The two main financial issues all startups face are cash flow and working capital, as shrewdly noted by Barbara Corcoran in her podcast interview with Entrepreneur Magazine.

The cash flow issue is obvious - we all know that we need cash to run a company. But what exactly is working capital and why does it matter?

Let’s start with the definition: working capital is the capital required to run a company day-to-day.

This begs two questions:

  1. Don’t you also need cash to run your company day-to-day? Yes, you do.
  2. If so, how is working capital different from cash? We discuss this further in this article and the corresponding video.

For an early-stage startup, working capital can arise in the following three situations:

Situation #1: You extend credit to your customers.

If you sell your products or services on credit, you don’t collect money at the time when the sale occurs.
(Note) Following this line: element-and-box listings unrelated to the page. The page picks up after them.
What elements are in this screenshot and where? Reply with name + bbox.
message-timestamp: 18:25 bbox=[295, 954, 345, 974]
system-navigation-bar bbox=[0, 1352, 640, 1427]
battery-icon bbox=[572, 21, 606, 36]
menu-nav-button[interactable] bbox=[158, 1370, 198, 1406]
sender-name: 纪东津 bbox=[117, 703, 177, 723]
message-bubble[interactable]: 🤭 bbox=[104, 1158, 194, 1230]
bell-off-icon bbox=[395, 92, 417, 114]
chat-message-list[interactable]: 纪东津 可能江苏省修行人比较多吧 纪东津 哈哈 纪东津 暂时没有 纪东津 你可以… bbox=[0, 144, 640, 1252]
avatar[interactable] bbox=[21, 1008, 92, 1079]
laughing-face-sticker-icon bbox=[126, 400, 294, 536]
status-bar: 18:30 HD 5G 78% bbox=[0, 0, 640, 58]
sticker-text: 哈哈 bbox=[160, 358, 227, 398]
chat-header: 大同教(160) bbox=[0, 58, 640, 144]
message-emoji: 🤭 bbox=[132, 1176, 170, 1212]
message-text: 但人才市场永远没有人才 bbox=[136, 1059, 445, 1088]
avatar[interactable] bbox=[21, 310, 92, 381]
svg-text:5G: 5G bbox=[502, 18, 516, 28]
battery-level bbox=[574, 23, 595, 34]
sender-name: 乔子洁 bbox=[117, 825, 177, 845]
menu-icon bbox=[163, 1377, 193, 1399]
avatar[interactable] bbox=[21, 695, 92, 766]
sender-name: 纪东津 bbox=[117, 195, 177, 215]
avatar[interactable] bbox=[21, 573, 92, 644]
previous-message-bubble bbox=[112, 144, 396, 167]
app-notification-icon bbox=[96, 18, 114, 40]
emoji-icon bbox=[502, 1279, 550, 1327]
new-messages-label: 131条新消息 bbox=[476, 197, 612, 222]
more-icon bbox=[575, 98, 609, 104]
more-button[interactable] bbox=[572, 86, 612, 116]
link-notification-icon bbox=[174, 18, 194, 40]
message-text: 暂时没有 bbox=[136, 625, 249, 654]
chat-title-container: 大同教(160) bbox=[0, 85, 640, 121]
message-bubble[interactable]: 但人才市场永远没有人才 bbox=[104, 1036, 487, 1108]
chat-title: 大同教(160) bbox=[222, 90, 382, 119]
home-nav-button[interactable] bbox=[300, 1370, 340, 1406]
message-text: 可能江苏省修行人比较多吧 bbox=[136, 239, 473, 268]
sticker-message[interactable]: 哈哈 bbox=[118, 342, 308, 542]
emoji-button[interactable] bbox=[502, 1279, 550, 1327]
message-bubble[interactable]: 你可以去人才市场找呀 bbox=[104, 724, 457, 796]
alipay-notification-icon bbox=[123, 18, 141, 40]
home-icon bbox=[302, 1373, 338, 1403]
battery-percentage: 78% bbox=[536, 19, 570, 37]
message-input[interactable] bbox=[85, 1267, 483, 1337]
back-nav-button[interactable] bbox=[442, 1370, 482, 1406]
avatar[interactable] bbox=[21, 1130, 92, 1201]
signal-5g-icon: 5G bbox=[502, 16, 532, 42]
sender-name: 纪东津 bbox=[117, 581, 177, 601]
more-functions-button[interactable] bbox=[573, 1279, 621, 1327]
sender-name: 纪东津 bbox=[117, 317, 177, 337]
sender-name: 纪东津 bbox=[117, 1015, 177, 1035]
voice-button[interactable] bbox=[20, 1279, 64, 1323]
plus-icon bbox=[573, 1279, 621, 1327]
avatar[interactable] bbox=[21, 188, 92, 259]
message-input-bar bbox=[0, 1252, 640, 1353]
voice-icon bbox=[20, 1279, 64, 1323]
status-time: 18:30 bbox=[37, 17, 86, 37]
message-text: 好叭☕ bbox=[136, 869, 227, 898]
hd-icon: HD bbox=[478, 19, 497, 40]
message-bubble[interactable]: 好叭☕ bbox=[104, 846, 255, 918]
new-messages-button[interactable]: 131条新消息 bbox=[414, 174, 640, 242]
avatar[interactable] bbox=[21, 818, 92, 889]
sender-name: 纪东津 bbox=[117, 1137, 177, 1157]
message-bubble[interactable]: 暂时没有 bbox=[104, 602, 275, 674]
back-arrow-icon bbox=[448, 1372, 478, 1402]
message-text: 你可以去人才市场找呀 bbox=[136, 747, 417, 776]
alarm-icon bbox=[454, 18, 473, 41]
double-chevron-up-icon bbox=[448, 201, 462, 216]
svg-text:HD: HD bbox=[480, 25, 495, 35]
Instead, you generate Accounts Receivable which is the Balance Sheet account that records how much money your customers owe you.

Accounts Receivable are not cash and can’t be used to fund your operations. Therefore, Accounts Receivable increase your funding needs.

Situation #2: You have to make products before you can sell them.

If you have a physical product, you need to manufacture it before you can sell it. This means that you have to spend cash before you can make cash.

Inventory is the Balance Sheet account that records the value of all the unsold products. Inventory is not cash and thus it also increases your funding needs.

Just-in-time manufacturing is so popular because it reduces the time between spending cash to make the product and getting cash from selling that product, thus also reducing the company’s cash needs.

Situation #3: You have credit from your suppliers or/and vendors.

Finally, in some situations you can obtain credit from some of your vendors or suppliers and pay some of your bills later. This generates Accounts Payable, a Balance Sheet account that records how much money you owe.

Accounts Payable are not cash, but unlike Accounts Receivable and Inventory, they decrease your funding needs.

Any of those situations generate working capital, which you need to consider when determining how much cash, or liquidity, you need to run your business.